Science and Technology Studies allows us to rethink the position of the political subject in a mechanized, instrumentalized, yet indeterminate world. Lecture by the 2022 Holberg Prize Laureate, Sheila Jasanoff.
Science and technology are so commonly seen as drivers of progress that their role in forming the horizons of individual and collective self-understanding often passes unnoticed in political theory and practice. STS corrects this imbalance by revealing what we know and how we apply our knowledge to be thoroughly political projects. By unsettling the parameters of social order, science and technology also trouble—and perhaps expand—how we exercise political agency and enact life’s purposes.
This event is a part of the 2022 Holberg Week, which takes place from 7 to 10 June.
Sheila Jasanoff
Sheila Jasanoff is Pforzheimer Professor of Science and Technology Studies at the Harvard Kennedy School. A pioneer in her field, she has authored more than 130 articles and chapters and is author or editor of more than 15 books, including The Fifth Branch (1990), Science at the Bar (1995), Designs on Nature (2005), The Ethics of Invention (2016), and Can Science Make Sense of Life? (2019).Her work explores the role of science and technology in the law, politics, and policy of modern democracies.

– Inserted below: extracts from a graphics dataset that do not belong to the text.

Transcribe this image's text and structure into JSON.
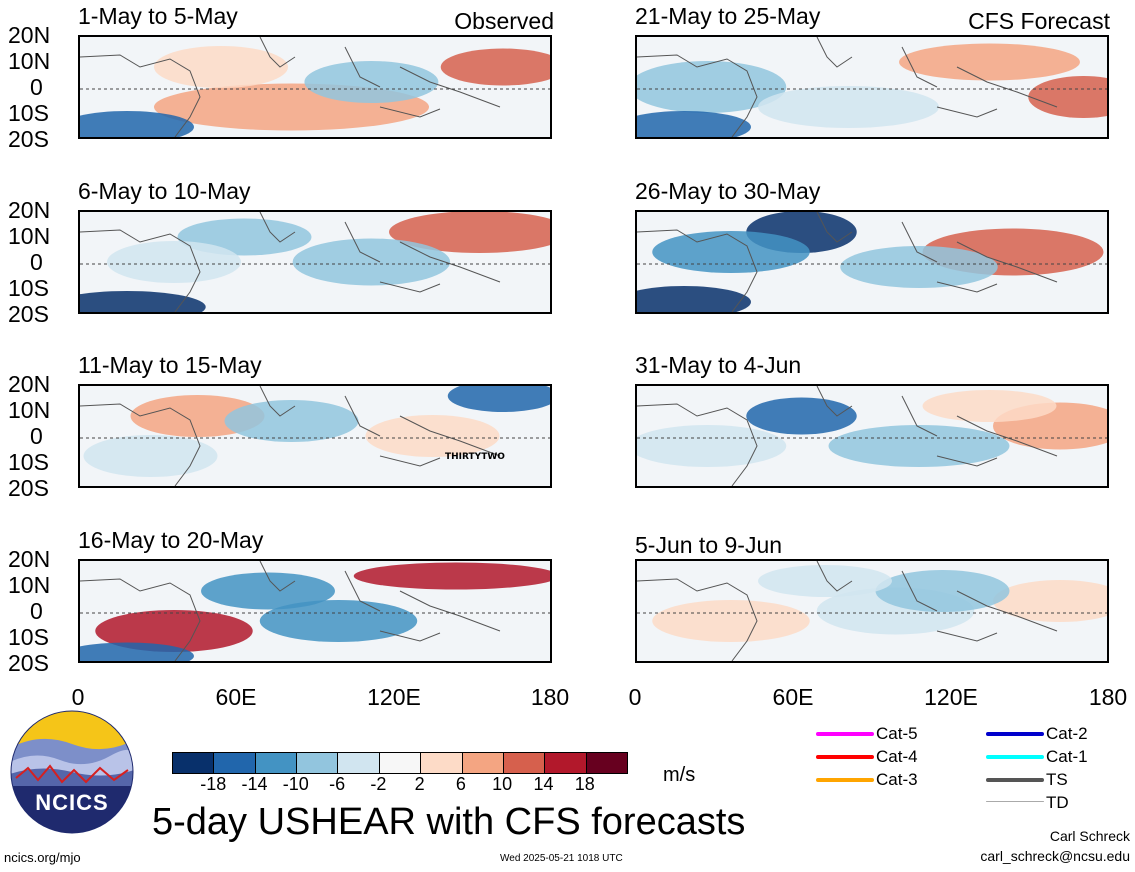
{
  "header": {
    "observed_label": "Observed",
    "forecast_label": "CFS Forecast"
  },
  "lat_labels": [
    "20N",
    "10N",
    "0",
    "10S",
    "20S"
  ],
  "lon_labels": [
    "0",
    "60E",
    "120E",
    "180"
  ],
  "panels": {
    "observed": [
      {
        "title": "1-May to 5-May"
      },
      {
        "title": "6-May to 10-May"
      },
      {
        "title": "11-May to 15-May",
        "storm_label": "THIRTYTWO"
      },
      {
        "title": "16-May to 20-May"
      }
    ],
    "forecast": [
      {
        "title": "21-May to 25-May"
      },
      {
        "title": "26-May to 30-May"
      },
      {
        "title": "31-May to 4-Jun"
      },
      {
        "title": "5-Jun to 9-Jun"
      }
    ]
  },
  "colorbar": {
    "colors": [
      "#08306b",
      "#2166ac",
      "#4393c3",
      "#92c5de",
      "#d1e5f0",
      "#f7f7f7",
      "#fddbc7",
      "#f4a582",
      "#d6604d",
      "#b2182b",
      "#67001f"
    ],
    "labels": [
      "-18",
      "-14",
      "-10",
      "-6",
      "-2",
      "2",
      "6",
      "10",
      "14",
      "18"
    ],
    "unit": "m/s"
  },
  "legend": [
    {
      "label": "Cat-5",
      "color": "#ff00ff"
    },
    {
      "label": "Cat-4",
      "color": "#ff0000"
    },
    {
      "label": "Cat-3",
      "color": "#ffa500"
    },
    {
      "label": "Cat-2",
      "color": "#0000cc"
    },
    {
      "label": "Cat-1",
      "color": "#00ffff"
    },
    {
      "label": "TS",
      "color": "#555555"
    },
    {
      "label": "TD",
      "color": "#aaaaaa"
    }
  ],
  "logo": {
    "text": "NCICS"
  },
  "main_title": "5-day USHEAR with CFS forecasts",
  "author": {
    "name": "Carl Schreck",
    "email": "carl_schreck@ncsu.edu"
  },
  "footer": {
    "url": "ncics.org/mjo",
    "timestamp": "Wed 2025-05-21 1018 UTC"
  }
}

Jasanoff founded and directs the STS Program at Harvard University; previously, she was founding chair of the STS Department at Cornell. She has held distinguished visiting appointments at leading universities in Europe, Asia, Australia, and the US. Jasanoff served on the AAAS Board of Directors and as President of the Society for Social Studies of Science. She is a member of the Council on Foreign Relations. Her honors include the SSRC’s Hirschman prize, the Humboldt Foundation’s Reimar-Lüst award, a Guggenheim Fellowship, an Ehrenkreuz from the Government of Austria, and foreign memberships in the British Academy and the Royal Danish Academy. She holds AB, JD, and PhD degrees from Harvard, and honorary doctorates from the Universities of Twente and Liège.